While VTLs offer mitigation for the sequential nature of tape, they still store significant volumes of essentially duplicated data. As an example, many backup policies traditionally took full copies of data on a weekly basis, keeping that data for up to six months. Between full backups, incremental changes are identified and kept separately. When hundreds of physical servers (or thousands of virtual servers) are based on a standardised image, the degree of duplication in secondary backup data can be substantial.

De-duplicating appliances emerged in the early 2000s, as a way to reduce the volume of secondary data being stored on disk systems. As data is ingested, the content is split into chunks and fingerprinted (a process called hashing). Data with new hashes is stored and indexed against the source, while data that shows a known hash is also indexed but the physical data is discarded.

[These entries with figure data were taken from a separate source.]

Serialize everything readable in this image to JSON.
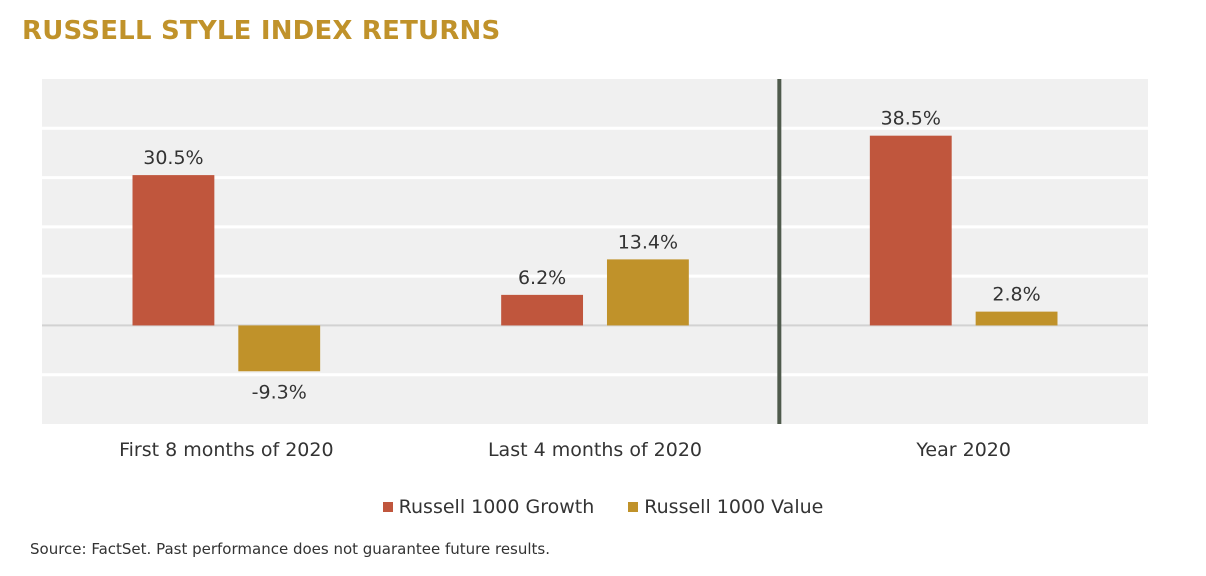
{
  "chart_data": {
    "type": "bar",
    "title": "RUSSELL STYLE INDEX RETURNS",
    "categories": [
      "First 8 months of 2020",
      "Last 4 months of 2020",
      "Year 2020"
    ],
    "series": [
      {
        "name": "Russell 1000 Growth",
        "color": "#C0563D",
        "values": [
          30.5,
          6.2,
          38.5
        ]
      },
      {
        "name": "Russell 1000 Value",
        "color": "#C0922A",
        "values": [
          -9.3,
          13.4,
          2.8
        ]
      }
    ],
    "data_labels": [
      [
        "30.5%",
        "6.2%",
        "38.5%"
      ],
      [
        "-9.3%",
        "13.4%",
        "2.8%"
      ]
    ],
    "ylim": [
      -20,
      50
    ],
    "grid": true,
    "legend_position": "bottom",
    "separator_before_category": "Year 2020"
  },
  "source_note": "Source: FactSet. Past performance does not guarantee future results."
}
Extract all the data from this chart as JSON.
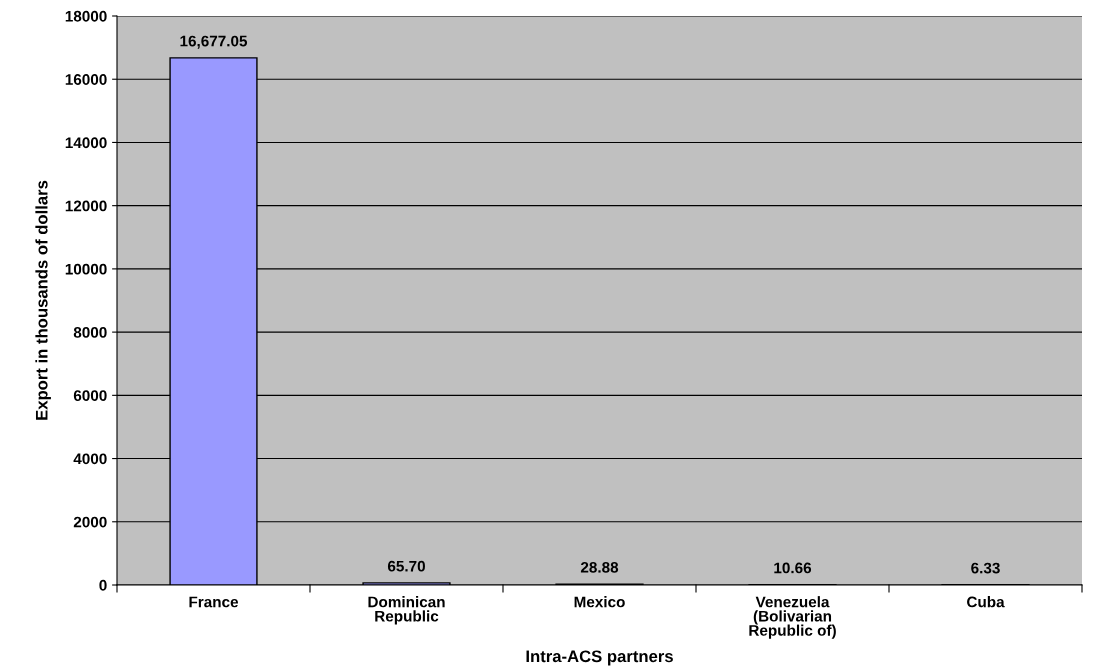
{
  "chart_data": {
    "type": "bar",
    "xlabel": "Intra-ACS partners",
    "ylabel": "Export in thousands of dollars",
    "categories": [
      "France",
      "Dominican\nRepublic",
      "Mexico",
      "Venezuela\n(Bolivarian\nRepublic of)",
      "Cuba"
    ],
    "values": [
      16677.05,
      65.7,
      28.88,
      10.66,
      6.33
    ],
    "value_labels": [
      "16,677.05",
      "65.70",
      "28.88",
      "10.66",
      "6.33"
    ],
    "color": "#9999ff",
    "ylim": [
      0,
      18000
    ],
    "yticks": [
      0,
      2000,
      4000,
      6000,
      8000,
      10000,
      12000,
      14000,
      16000,
      18000
    ],
    "grid": "y"
  }
}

Deduplication relies on hashing techniques that produce unique values from a specific piece of content, which historically took significant computing power to achieve. Some primary storage systems today use weak hashing algorithms and manage hash “collisions” with an exception process as a way to reduce CPU usage.

While deduplication appliances are a powerful way to reduce secondary data storage volumes, they do have some challenges. Firstly, on early disk-based systems, over time the hashing process essentially creates an entirely random data set on disk, which results in performance problems when reading data during a restore. Vendors have mitigated these issues with content-aware placement and flash-based systems.

Second, the ability to access and restore data relies entirely on the accuracy of the hash indexing held by the deduplication appliance. If that data is lost or corrupted, then accessing the data becomes impossible. This creates a significant single point of failure in design that vendors must explain how they mitigate.